High School in Kanada – Zu Hause in zwei Welten – Leben bei einer Gastfamilie

High School in Kanada – Zu Hause in zwei Welten – Leben bei einer Gastfamilie

Erst ein High School Jahr in Kanada und jetzt Gastfamilie für eine brasilianische Schülerin: Ina Dirkmann aus Essen und ihre Familie sind schon ein Weilchen mit Stepin verbunden. Ina bei ihrem Schüleraustausch in Kanada eine großartige Zeit. Und nun hat Familie Dirkmann hier in Deutschland Ana aus Brasilien als Gastschülerin aufgenommen. Ina kann also prima aus beiden Perspektiven berichten.

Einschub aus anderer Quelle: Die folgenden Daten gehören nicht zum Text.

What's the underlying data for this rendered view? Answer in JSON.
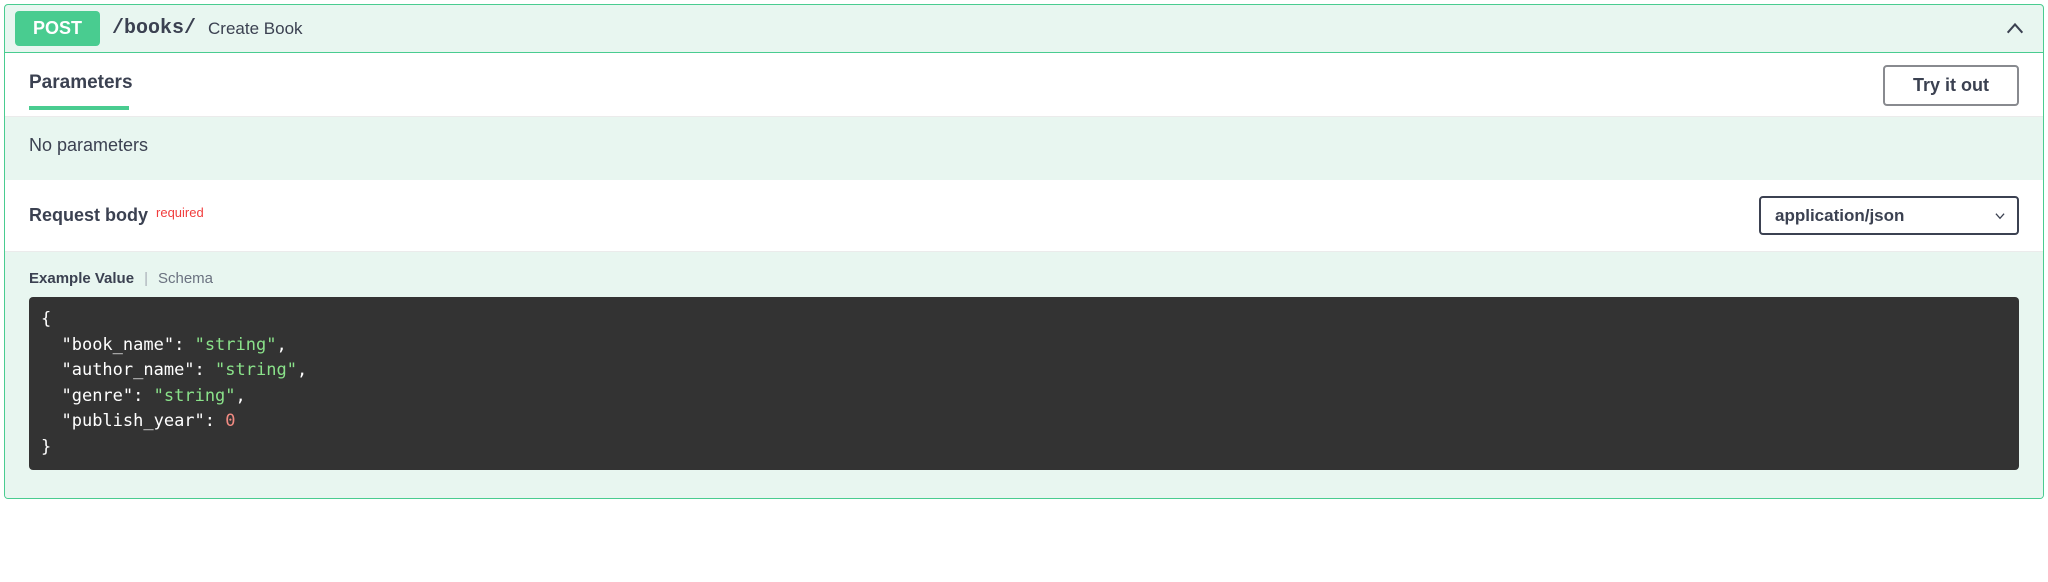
{
  "method": "POST",
  "path": "/books/",
  "summary": "Create Book",
  "sections": {
    "parameters_label": "Parameters",
    "try_it_out": "Try it out",
    "no_parameters": "No parameters",
    "request_body_label": "Request body",
    "required_label": "required",
    "content_type": "application/json",
    "example_value_tab": "Example Value",
    "schema_tab": "Schema"
  },
  "example_body": {
    "fields": [
      {
        "key": "book_name",
        "type": "string",
        "value": "string"
      },
      {
        "key": "author_name",
        "type": "string",
        "value": "string"
      },
      {
        "key": "genre",
        "type": "string",
        "value": "string"
      },
      {
        "key": "publish_year",
        "type": "number",
        "value": "0"
      }
    ]
  }
}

Ina und Ana am Drachenfels

Heute möchten wir genauer wissen, wie man es sich überhaupt vorstellen kann, einen Gastschüler aus einem anderen Land bei sich zu Hause aufzunehmen und ihr/ihm Deutschland zu zeigen. Außerdem erfahren wir mehr darüber, welche Unterschiede und Parallelen es zwischen den beiden Programmen gibt.

Hallo Ina, vielen Dank, dass du dir heute Zeit für uns nimmst. Erst sollten wir mal die Fakten klären: Wann warst du in Kanada? Wo genau? Für wie lange – und warum überhaupt Kanada?

Hallo :) Ich nehme mir gerne Zeit für euch. Ich habe das Schuljahr 2011/2012 in Truro, Nova Scotia, an der Ostküste Kanadas verbracht. Ich wusste noch nicht genau, wo ich meinen Auslandsaufenthalt verbringen wollte, bis ich bei einer Stepin Informationsveranstaltung war. Wie Kanada dort vorgestellt wurde und die Art der kanadischen Partner hat meine Neugierde auf dieses Land geweckt.

Ana & die Dirkmanns

Offenbar hat dir das Programm und Stepin als Organisation ganz gut gefallen, oder?

Stepin ist eine tolle Organisation. Schon vor dem Auslandsaufenthalt wurde man gut auf das bevorstehende Abenteuer vorbereitet. Während ich in Kanada war, hätte ich mich rund um die Uhr bei Problemen melden können. Das war sehr wichtig für meine Eltern und mich. Und auch bei Ana hat sich jemand immer sofort bemüht, unsere Fragen oder kleinen Probleme zu lösen. Man ist bei Stepin nie auf sich alleine gestellt. Und das ist wichtig, wenn man so weit weg von der eigenen Familie ist.

Und darum hat sich deine Familie dazu entschlossen, auch selbst mal einen Gastschüler aufzunehmen?

In Kanada hatte ich ziemlich viele Geschwister und in Deutschland bin ich ein Einzelkind. Das wollte ich nach dem Jahr nicht mehr sein, also habe ich meinen Eltern vorgeschlagen, eine Gastschülerin aufzunehmen. Ich wollte nicht mehr diese „Stille“ im Haus. Zudem war meine eigene Gastfamilie einfach genial. Aus diesem Grund wollte ich jemand anderen auch so einen fantastischen Austausch ermöglichen.

Du hast jetzt quasi mal beide Seiten des Schüleraustauschs erlebt. Wie hat dein eigenes Dasein als Austauschschüler das Leben mit einer Gastschülerin aus Übersee beeinflusst?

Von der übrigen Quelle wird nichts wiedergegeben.